Friday, November 24, 2006

Tenda da Lua

Este texto eu escrevi há mais ou menos dois anos atrás, bem tarde da noite, assim que cheguei de um encontro do grupo. O trabalho encerrou-se em dezembro daquele ano, também com um encontro de fim-de-semana.
Cheguei agora do que por vício continuo a chamar Tenda da Lua. Pra quem não sabe, eram em tendas da lua que se reuniam as mulheres menstruadas em algumas tribos indígenas norte-americanas. Por definição então, é um espaço reservado às mulheres, referente àquilo que lhes é mais peculiar: o período de sangramento mensal.
Pouco se sabe sobre o que de fato ocorria nos dias em que as mulheres ficavam isoladas do restante da tribo, e o Victor alertou com razão que a segregação é uma evidência de que os valores patriarcais dominavam a cultura nativa. Apesar disso, não posso negar que a versão idealizada dessa história fala mais alto a meu coração.
Disseram-me que o tempo da lua era um momento de introspecção muito respeitado, no qual as mulheres se voltavam para si mesmas e restabeleciam o contato com a terra, da qual reconheciam ser feitas. As índias, ensinaram-me, deixavam que seu sangue escorresse diretamente para a chão, enquanto, livres dos afazeres domésticos e dos cuidados devidos a seus homens e filhos, ocupavam-se com algum trabalho manual. É claro que não conservamos a tradição de sangrarmos juntas, até porque, tendo estilos de vida muito diferentes, é virtualmente impossível fazer com que os estágios de nossos ciclos hormonais coincidam. Dessa tradição, porém, tomamos emprestado o nome e a idéia de encontros periódicos só de mulheres.
Somos um grupo pequeno, a maior parte de nós mulheres mais maduras, que se reúne todo mês pra compartilhar um pouco de suas vidas e experimentar o contato com o sagrado. Não professamos nenhuma religião nem nos intitulamos bruxas ou místicas, mas a manifestação feminina da divindade inspira nosso trabalho. De certo modo, a Tenda lembra grupos como os alcoólicos anônimos, pois também nos organizamos em círculos e ouvimos atentamente umas às outras, mas não é adequado dizer que seja uma espécie de terapia de grupo.
Na verdade, importa pouco o que fazemos nos encontros, pois o que me mantém ligada à Tenda é uma espécie de mágica que se manifesta quando estamos juntas. Os rostos que observo, as histórias alegres e tristes que poderiam ser minhas, a consciência de que as mulheres são capazes sim de estabelecer relações fraternas entre si, isso e algo mais faz com que, a cada mês, assim que tiro meus sapatos para entrar na sala desprovida de móveis, eu renove a sensação de que regresso à minha origem, a meu primeiro lar.
Como adiantei, propriamente já não faço parte da Tenda da Lua. Após quatro anos de encontros mensais, para evitar que o passar do tempo esvaziasse os propósitos originais, tornou-se necessário dar fim ao trabalho. Então, formado por mulheres que desejavam preservar o espaço de convivência, surgiram as Guerreiras da Luz.
O nome é péssimo, eu sei.
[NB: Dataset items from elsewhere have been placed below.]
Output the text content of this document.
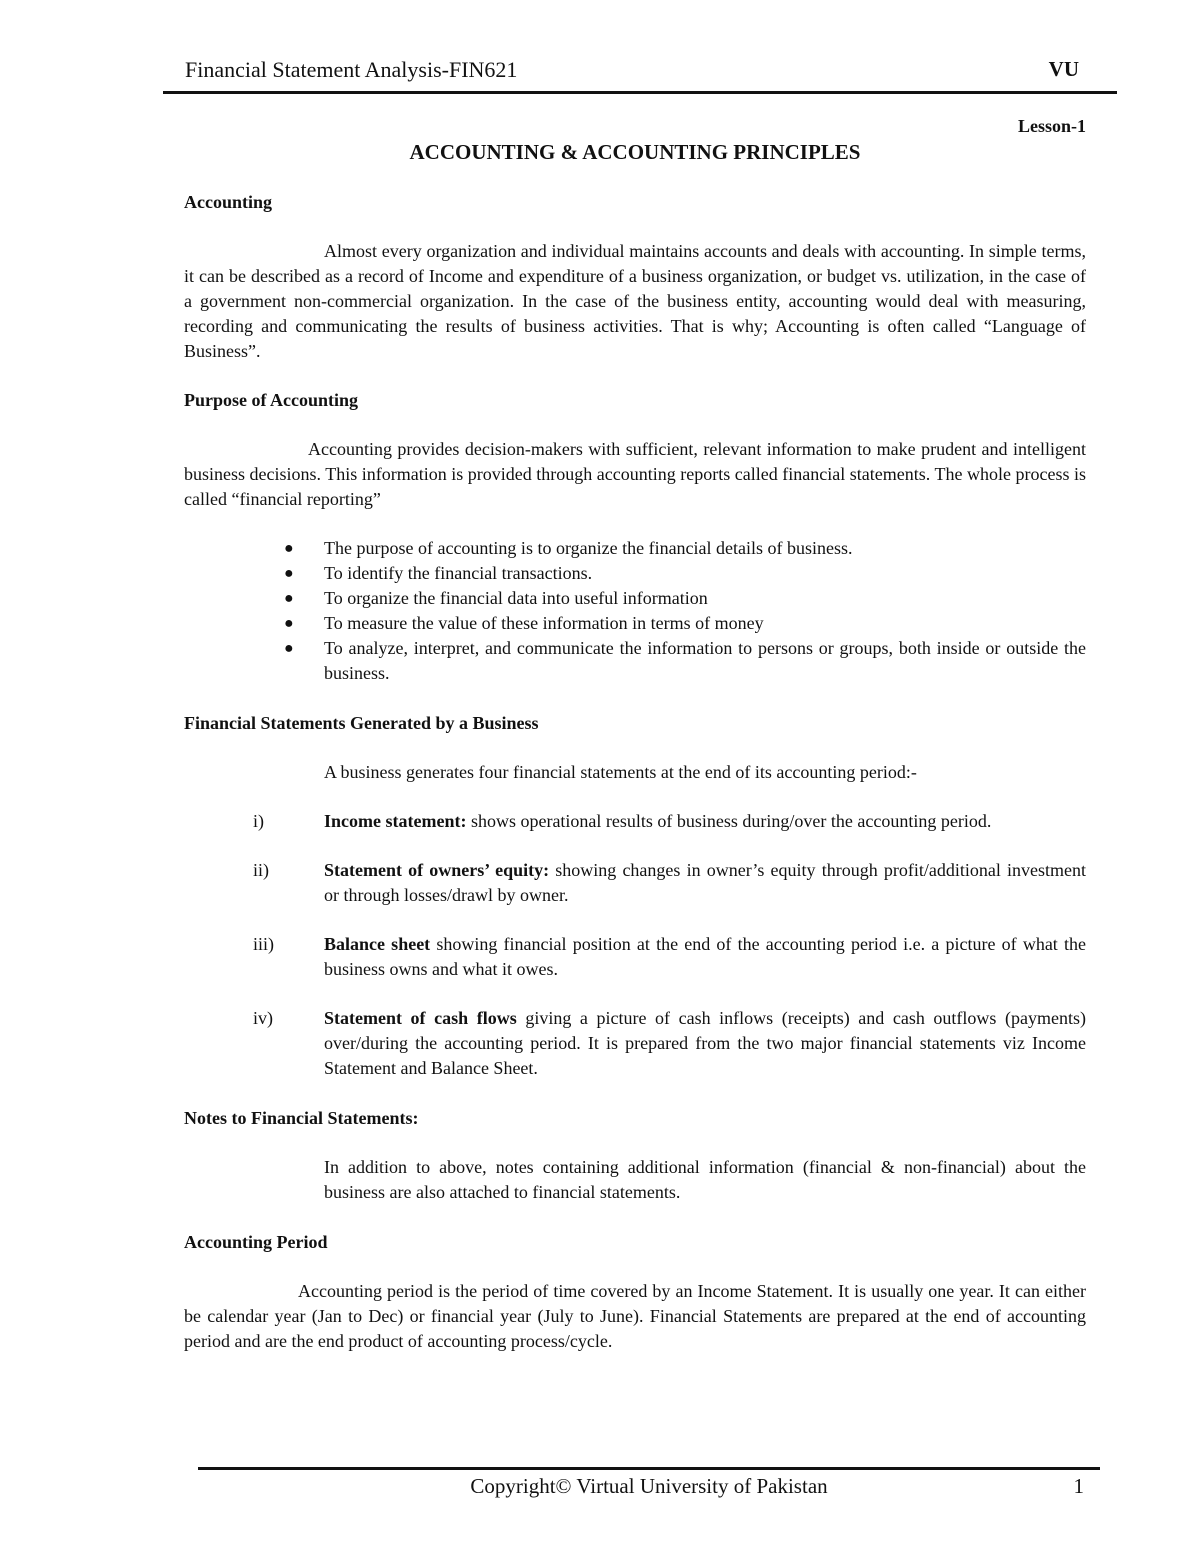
Financial Statement Analysis-FIN621	VU
Lesson-1
ACCOUNTING & ACCOUNTING PRINCIPLES
Accounting

Almost every organization and individual maintains accounts and deals with accounting. In simple terms, it can be described as a record of Income and expenditure of a business organization, or budget vs. utilization, in the case of a government non-commercial organization. In the case of the business entity, accounting would deal with measuring, recording and communicating the results of business activities. That is why; Accounting is often called “Language of Business”.

Purpose of Accounting

Accounting provides decision-makers with sufficient, relevant information to make prudent and intelligent business decisions. This information is provided through accounting reports called financial statements. The whole process is called “financial reporting”

● The purpose of accounting is to organize the financial details of business.
● To identify the financial transactions.
● To organize the financial data into useful information
● To measure the value of these information in terms of money
● To analyze, interpret, and communicate the information to persons or groups, both inside or outside the business.
Financial Statements Generated by a Business

A business generates four financial statements at the end of its accounting period:-

i)	Income statement: shows operational results of business during/over the accounting period.
ii)	Statement of owners’ equity: showing changes in owner’s equity through profit/additional investment or through losses/drawl by owner.
iii)	Balance sheet showing financial position at the end of the accounting period i.e. a picture of what the business owns and what it owes.
iv)	Statement of cash flows giving a picture of cash inflows (receipts) and cash outflows (payments) over/during the accounting period. It is prepared from the two major financial statements viz Income Statement and Balance Sheet.
Notes to Financial Statements:

In addition to above, notes containing additional information (financial & non-financial) about the business are also attached to financial statements.

Accounting Period

Accounting period is the period of time covered by an Income Statement. It is usually one year. It can either be calendar year (Jan to Dec) or financial year (July to June). Financial Statements are prepared at the end of accounting period and are the end product of accounting process/cycle.

Copyright© Virtual University of Pakistan	1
Confesso que, mesmo sabendo de seu significado, não posso evitar que minhas bochechas corem cada vez que me vejo obrigada a repeti-lo.
O Victor deu boas risadas e disse que somos pretensiosas. Por um lado, devo dizer que ele resumiu a opinião majoritária até entre as mulheres que integram o grupo. Penso, de outro lado, que a escolha não visou a retratar aquilo que acreditamos ser, a não ser de modo bem metafórico.
Nenhuma de nós julga-se guardiã da luz, à moda dos contos-de-fadas. Nossos esforços muito humanos são dedicados ao desenvolvimento de uma certa integridade que se manifeste em cada ato de nossas vidas. Obscuro? É que não é fácil enquadrar no mesmo gênero coisas que vão desde a descoberta da vocação até a prática regular de atividade física. Não, eu não levanto às 5h da manhã nem canto mantras ao entardecer. Nunca, aliás, fui tão preguiçosa. Adianta dizer que também nunca fui tão feliz?

2 comments:

amendokrem said...

Como uma integrante de um destes grupos, mais propriamente a Tenda da Terra, posso dizer que esta experiência, que se encerrará neste fim-de-semana, serviu com um resgate de algo que estava latente, precisando vir à tona: o orgulho de ser mulher e de ser filha da Mãe Terra! Que coisa obscura, né? Entendam como quiserem, só que sei que é muito bom.

Deni Meyer said...

Só digo uma coisa: Se vocês estão felizes...é isso o que importa!!!